I have some large csv and xlsx files which I need to set up pandas DataFrames for. I have code which locates these files within the directory (when printed, these show correct pathnames). These paths are then passed to a helper function which is meant to set up the required DataFrames for the files, then the data will be passed to other functions for some manipulation. I intend to have the data written to a file (by loading a template, writing the data to it, and saving this file) once this is completed.
I currently have code like:
import pandas
# some set-up functions (which work; verified using print statements)

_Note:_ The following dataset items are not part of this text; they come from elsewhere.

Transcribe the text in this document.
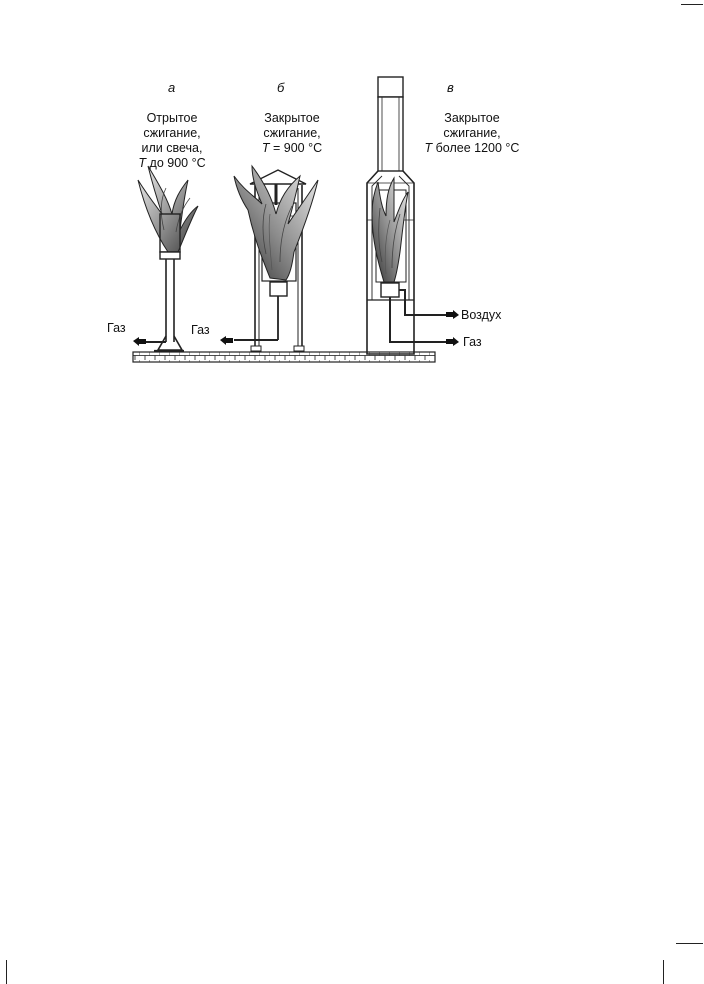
а
Отрытое
сжигание,
или свеча,
T до 900 °С
Газ
б
Закрытое
сжигание,
T = 900 °С
Газ
в
Закрытое
сжигание,
T более 1200 °С
Воздух
Газ
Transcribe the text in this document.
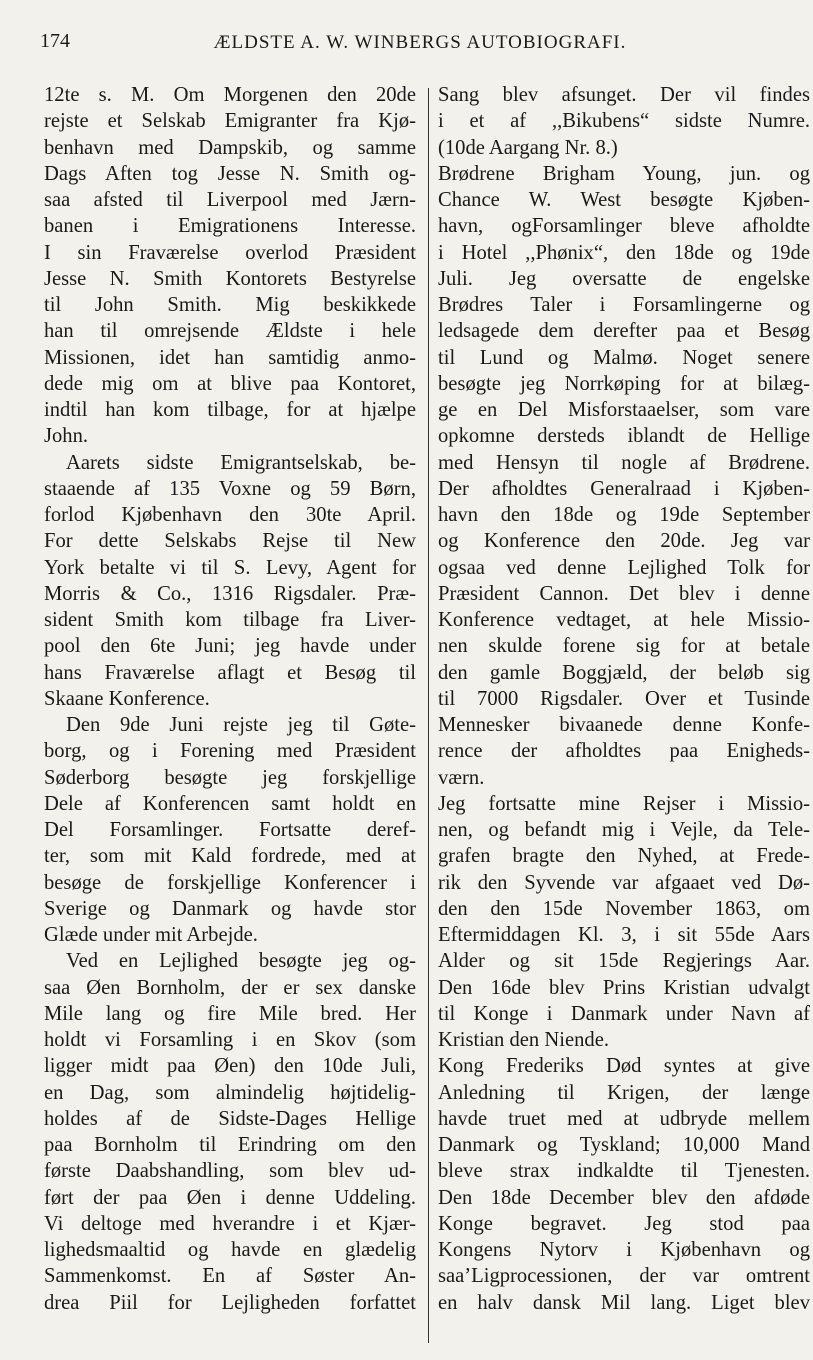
174	ÆLDSTE A. W. WINBERGS AUTOBIOGRAFI.
12te s. M. Om Morgenen den 20de
rejste et Selskab Emigranter fra Kjø-
benhavn med Dampskib, og samme
Dags Aften tog Jesse N. Smith og-
saa afsted til Liverpool med Jærn-
banen i Emigrationens Interesse.
I sin Fraværelse overlod Præsident
Jesse N. Smith Kontorets Bestyrelse
til John Smith. Mig beskikkede
han til omrejsende Ældste i hele
Missionen, idet han samtidig anmo-
dede mig om at blive paa Kontoret,
indtil han kom tilbage, for at hjælpe
John.
Aarets sidste Emigrantselskab, be-
staaende af 135 Voxne og 59 Børn,
forlod Kjøbenhavn den 30te April.
For dette Selskabs Rejse til New
York betalte vi til S. Levy, Agent for
Morris & Co., 1316 Rigsdaler. Præ-
sident Smith kom tilbage fra Liver-
pool den 6te Juni; jeg havde under
hans Fraværelse aflagt et Besøg til
Skaane Konference.
Den 9de Juni rejste jeg til Gøte-
borg, og i Forening med Præsident
Søderborg besøgte jeg forskjellige
Dele af Konferencen samt holdt en
Del Forsamlinger. Fortsatte deref-
ter, som mit Kald fordrede, med at
besøge de forskjellige Konferencer i
Sverige og Danmark og havde stor
Glæde under mit Arbejde.
Ved en Lejlighed besøgte jeg og-
saa Øen Bornholm, der er sex danske
Mile lang og fire Mile bred. Her
holdt vi Forsamling i en Skov (som
ligger midt paa Øen) den 10de Juli,
en Dag, som almindelig højtidelig-
holdes af de Sidste-Dages Hellige
paa Bornholm til Erindring om den
første Daabshandling, som blev ud-
ført der paa Øen i denne Uddeling.
Vi deltoge med hverandre i et Kjær-
lighedsmaaltid og havde en glædelig
Sammenkomst. En af Søster An-
drea Piil for Lejligheden forfattet
Sang blev afsunget. Der vil findes
i et af ,,Bikubens“ sidste Numre.
(10de Aargang Nr. 8.)
Brødrene Brigham Young, jun. og
Chance W. West besøgte Kjøben-
havn, ogForsamlinger bleve afholdte
i Hotel ,,Phønix“, den 18de og 19de
Juli. Jeg oversatte de engelske
Brødres Taler i Forsamlingerne og
ledsagede dem derefter paa et Besøg
til Lund og Malmø. Noget senere
besøgte jeg Norrkøping for at bilæg-
ge en Del Misforstaaelser, som vare
opkomne dersteds iblandt de Hellige
med Hensyn til nogle af Brødrene.
Der afholdtes Generalraad i Kjøben-
havn den 18de og 19de September
og Konference den 20de. Jeg var
ogsaa ved denne Lejlighed Tolk for
Præsident Cannon. Det blev i denne
Konference vedtaget, at hele Missio-
nen skulde forene sig for at betale
den gamle Boggjæld, der beløb sig
til 7000 Rigsdaler. Over et Tusinde
Mennesker bivaanede denne Konfe-
rence der afholdtes paa Enigheds-
værn.
Jeg fortsatte mine Rejser i Missio-
nen, og befandt mig i Vejle, da Tele-
grafen bragte den Nyhed, at Frede-
rik den Syvende var afgaaet ved Dø-
den den 15de November 1863, om
Eftermiddagen Kl. 3, i sit 55de Aars
Alder og sit 15de Regjerings Aar.
Den 16de blev Prins Kristian udvalgt
til Konge i Danmark under Navn af
Kristian den Niende.
Kong Frederiks Død syntes at give
Anledning til Krigen, der længe
havde truet med at udbryde mellem
Danmark og Tyskland; 10,000 Mand
bleve strax indkaldte til Tjenesten.
Den 18de December blev den afdøde
Konge begravet. Jeg stod paa
Kongens Nytorv i Kjøbenhavn og
saa’Ligprocessionen, der var omtrent
en halv dansk Mil lang. Liget blev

def createDataFrame(filename):
if filename.endswith('.csv'):
df = pandas.read_csv(StringIO(filename), skip_blank_lines=True, index_col=False,
encoding="utf-8", skipinitialspace=True)
When I try print(df), I get:
Empty DataFrame
Columns: [a.csv]
Index: []
and print(StringIO(filename)) gives me:
<_io.StringIO object at 0x004D1990>
However, when I leave out the StringIO() around filename in the function, I get this error:
OSError: File b'a.csv' does not exist
Everywhere that I've been able to find information on this has either just said import and start using, or talks about using read_csv() rather than from_csv() (from this question, which wasn't very helpful here), and even the current pandas docs basically say that it should be as easy as passing the file to pandas.read_csv().
1) I've checked that I have full permissions and that the file is valid and exists. Why am I getting the OSError?
2) When I use StringIO(), why am I still getting an empty DataFrame here? How can I fix this?
Thanks in advance.
StringIO? won't it just work without this? i.e.pandas.read_csv(filename,.....)